Zanzara tigre, maschi incompatibili riducono uova fertili dell’88%
Per la prima volta in Europa una piattaforma innovativa per il controllo biologico della zanzara tigre è stata sperimentata su larga scala con risultati che mostrano una drastica riduzione della capacità riproduttiva dell’insetto. La sperimentazione, sviluppata da ENEA nell’ambito di una collaborazione con Google LLC (Project Debug) e Sapienza Università di Roma, ha permesso di ridurre dell’88% la produzione di uova fertili destinate a superare l’inverno, uno dei passaggi chiave per limitare la presenza della specie nella stagione successiva.
La ricerca è stata condotta presso il Centro Ricerche ENEA Casaccia, alle porte di Roma, dove tra la fine di luglio e la fine di ottobre 2025 sono stati rilasciati circa 1,6 milioni di maschi incompatibili di Aedes albopictus su un’area di 53 ettari, scelta come modello rappresentativo di un contesto periurbano dell’Italia centrale.

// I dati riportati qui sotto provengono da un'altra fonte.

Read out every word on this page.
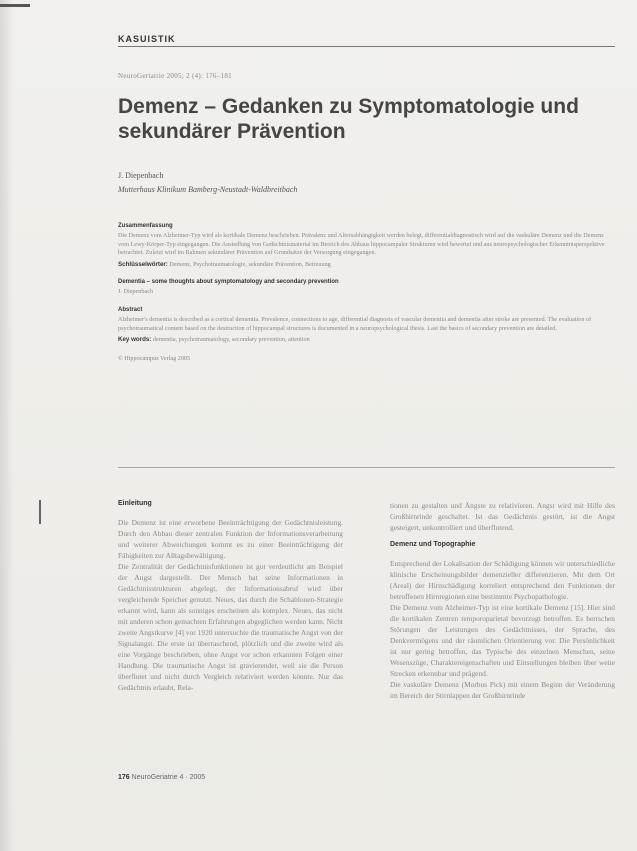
KASUISTIK
NeuroGeriatrie 2005; 2 (4): 176–181
Demenz – Gedanken zu Symptomatologie und sekundärer Prävention
J. Diepenbach
Mutterhaus Klinikum Bamberg-Neustadt-Waldbreitbach

Zusammenfassung

Die Demenz vom Alzheimer-Typ wird als kortikale Demenz beschrieben. Prävalenz und Altersabhängigkeit werden belegt, differentialdiagnostisch wird auf die vaskuläre Demenz und die Demenz vom Lewy-Körper-Typ eingegangen. Die Ansiedlung von Gedächtnismaterial im Bereich des Abbaus hippocampaler Strukturen wird bewertet und aus neuropsychologischer Erkenntnisperspektive betrachtet. Zuletzt wird im Rahmen sekundärer Prävention auf Grundsätze der Versorgung eingegangen.

Schlüsselwörter: Demenz, Psychotraumatologie, sekundäre Prävention, Betreuung

Dementia – some thoughts about symptomatology and secondary prevention

J. Diepenbach

Abstract

Alzheimer's dementia is described as a cortical dementia. Prevalence, connections to age, differential diagnosis of vascular dementia and dementia after stroke are presented. The evaluation of psychotraumatical content based on the destruction of hippocampal structures is documented in a neuropsychological thesis. Last the basics of secondary prevention are detailed.

Key words: dementia, psychotraumatology, secondary prevention, attention

© Hippocampus Verlag 2005

Einleitung

Die Demenz ist eine erworbene Beeinträchtigung der Gedächtnisleistung. Durch den Abbau dieser zentralen Funktion der Informationsverarbeitung und weiterer Abweichungen kommt es zu einer Beeinträchtigung der Fähigkeiten zur Alltagsbewältigung.

Die Zentralität der Gedächtnisfunktionen ist gut verdeutlicht am Beispiel der Angst dargestellt. Der Mensch hat seine Informationen in Gedächtnisstrukturen abgelegt, der Informationsabruf wird über vergleichende Speicher genutzt. Neues, das durch die Schablonen-Strategie erkannt wird, kann als sonniges erscheinen als komplex. Neues, das nicht mit anderen schon gemachten Erfahrungen abgeglichen werden kann. Nicht zweite Angstkurve [4] vor 1920 untersuchte die traumatische Angst von der Signalangst. Die erste ist überraschend, plötzlich und die zweite wird als eine Vorgänge beschrieben, ohne Angst vor schon erkannten Folgen einer Handlung. Die traumatische Angst ist gravierender, weil sie die Person überflutet und nicht durch Vergleich relativiert werden könnte. Nur das Gedächtnis erlaubt, Rela-

tionen zu gestalten und Ängste zu relativieren. Angst wird mit Hilfe des Großhirnrinde geschaltet. Ist das Gedächtnis gestört, ist die Angst gesteigert, unkontrolliert und überflutend.

Demenz und Topographie

Entsprechend der Lokalisation der Schädigung können wir unterschiedliche klinische Erscheinungsbilder demenzieller differenzieren. Mit dem Ort (Areal) der Hirnschädigung korreliert entsprechend den Funktionen der betroffenen Hirnregionen eine bestimmte Psychopathologie.

Die Demenz vom Alzheimer-Typ ist eine kortikale Demenz [15]. Hier sind die kortikalen Zentren temporoparietal bevorzugt betroffen. Es herrschen Störungen der Leistungen des Gedächtnisses, der Sprache, des Denkvermögens und der räumlichen Orientierung vor. Die Persönlichkeit ist nur gering betroffen, das Typische des einzelnen Menschen, seine Wesenszüge, Charaktereigenschaften und Einstellungen bleiben über weite Strecken erkennbar und prägend.

Die vaskuläre Demenz (Morbus Pick) mit einem Beginn der Veränderung im Bereich der Stirnlappen der Großhirnrinde

176 NeuroGeriatrie 4 · 2005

La zanzara tigre rappresenta una delle specie invasive di maggiore interesse sanitario. Oltre a essere fonte di disagio per cittadini e lavoratori, è infatti in grado di trasmettere virus come dengue, chikungunya e Zika, malattie un tempo limitate alle regioni tropicali ma oggi sempre più presenti anche in Europa, dove i cambiamenti climatici stanno favorendo l’espansione delle popolazioni di zanzare vettori e aumentando il rischio di trasmissione locale.

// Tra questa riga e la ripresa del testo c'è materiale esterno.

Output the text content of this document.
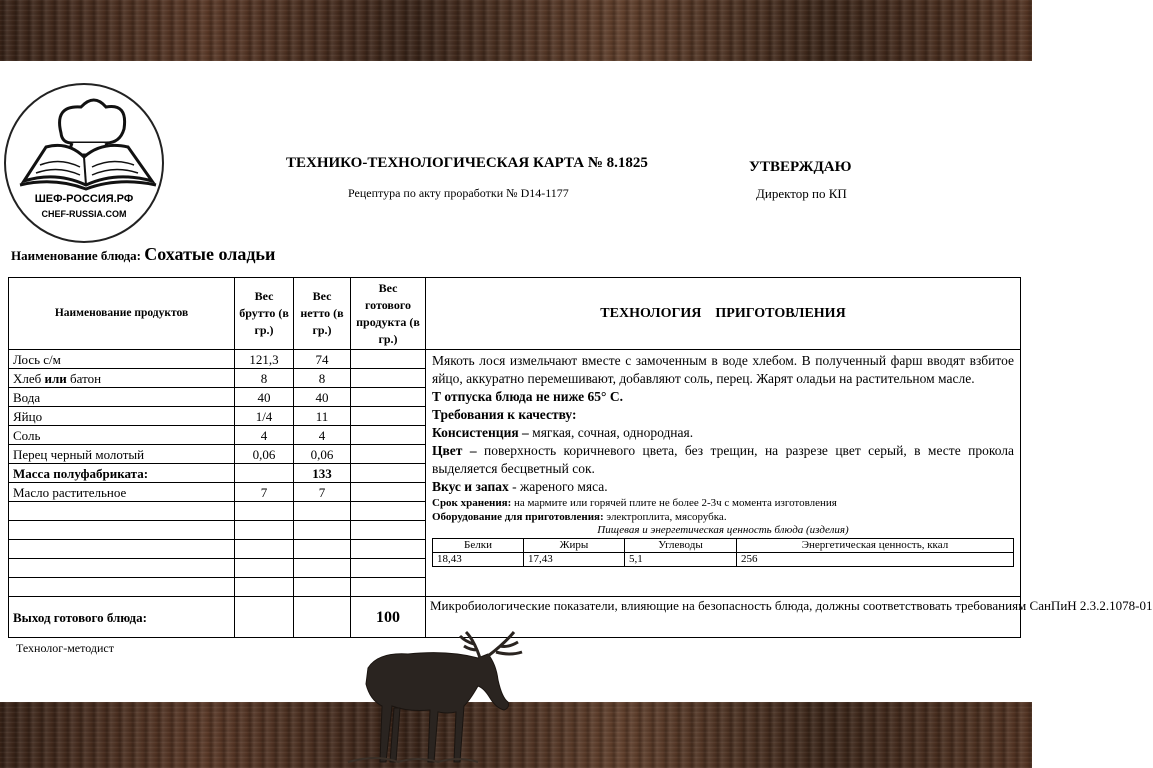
ШЕФ-РОССИЯ.РФ
CHEF-RUSSIA.COM
ТЕХНИКО-ТЕХНОЛОГИЧЕСКАЯ КАРТА № 8.1825
Рецептура по акту проработки № D14-1177
УТВЕРЖДАЮ
Директор по КП
Наименование блюда: Сохатые оладьи
Наименование продуктов	Вес брутто (в гр.)	Вес нетто (в гр.)	Вес готового продукта (в гр.)	ТЕХНОЛОГИЯ    ПРИГОТОВЛЕНИЯ
Лось с/м	121,3	74		Мякоть лося измельчают вместе с замоченным в воде хлебом. В полученный фарш вводят взбитое яйцо, аккуратно перемешивают, добавляют соль, перец. Жарят оладьи на растительном масле.

Т отпуска блюда не ниже 65° С.

Требования к качеству:

Консистенция – мягкая, сочная, однородная.

Цвет – поверхность коричневого цвета, без трещин, на разрезе цвет серый, в месте прокола выделяется бесцветный сок.

Вкус и запах - жареного мяса.

Срок хранения: на мармите или горячей плите не более 2-3ч с момента изготовления

Оборудование для приготовления: электроплита, мясорубка.

Пищевая и энергетическая ценность блюда (изделия)

Белки	Жиры	Углеводы	Энергетическая ценность, ккал
18,43	17,43	5,1	256

Хлеб или батон	8	8	
Вода	40	40	
Яйцо	1/4	11	
Соль	4	4	
Перец черный молотый	0,06	0,06	
Масса полуфабриката:		133	
Масло растительное	7	7	

Выход готового блюда:			100	

Микробиологические показатели, влияющие на безопасность блюда, должны соответствовать требованиям СанПиН 2.3.2.1078-01

Технолог-методист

La strategia utilizzata si basa sulla Tecnica del Maschio Incompatibile (IIT), che sfrutta un fenomeno naturale legato al batterio Wolbachia, presente in modo innocuo nella maggior parte delle specie di insetti. ENEA ha sviluppato una linea di zanzare tigre nella quale il ceppo naturale di Wolbachia è stato sostituito con uno diverso, già ampiamente diffuso nella zanzara comune. I maschi ottenuti risultano incompatibili con le femmine selvatiche e, dopo l’accoppiamento, tutte le uova prodotte risultano sterili. Poiché i maschi non pungono, la tecnica è altamente selettiva e non comporta rischi diretti per la popolazione.
“Questo approccio, applicato esclusivamente alla zanzara tigre, offre un’alternativa concreta all’uso massiccio di insetticidi chimici”, spiega Riccardo Moretti, ricercatore del Laboratorio Agricoltura 4.0 dell’ENEA. “Ridurre in modo stabile la presenza di zanzare in grado di trasmettere virus pericolosi significa rafforzare la prevenzione sanitaria, soprattutto nei contesti urbani e periurbani più esposti. Ci aspettiamo che la prosecuzione delle attività nel 2026 amplifichi ulteriormente questo effetto positivo”.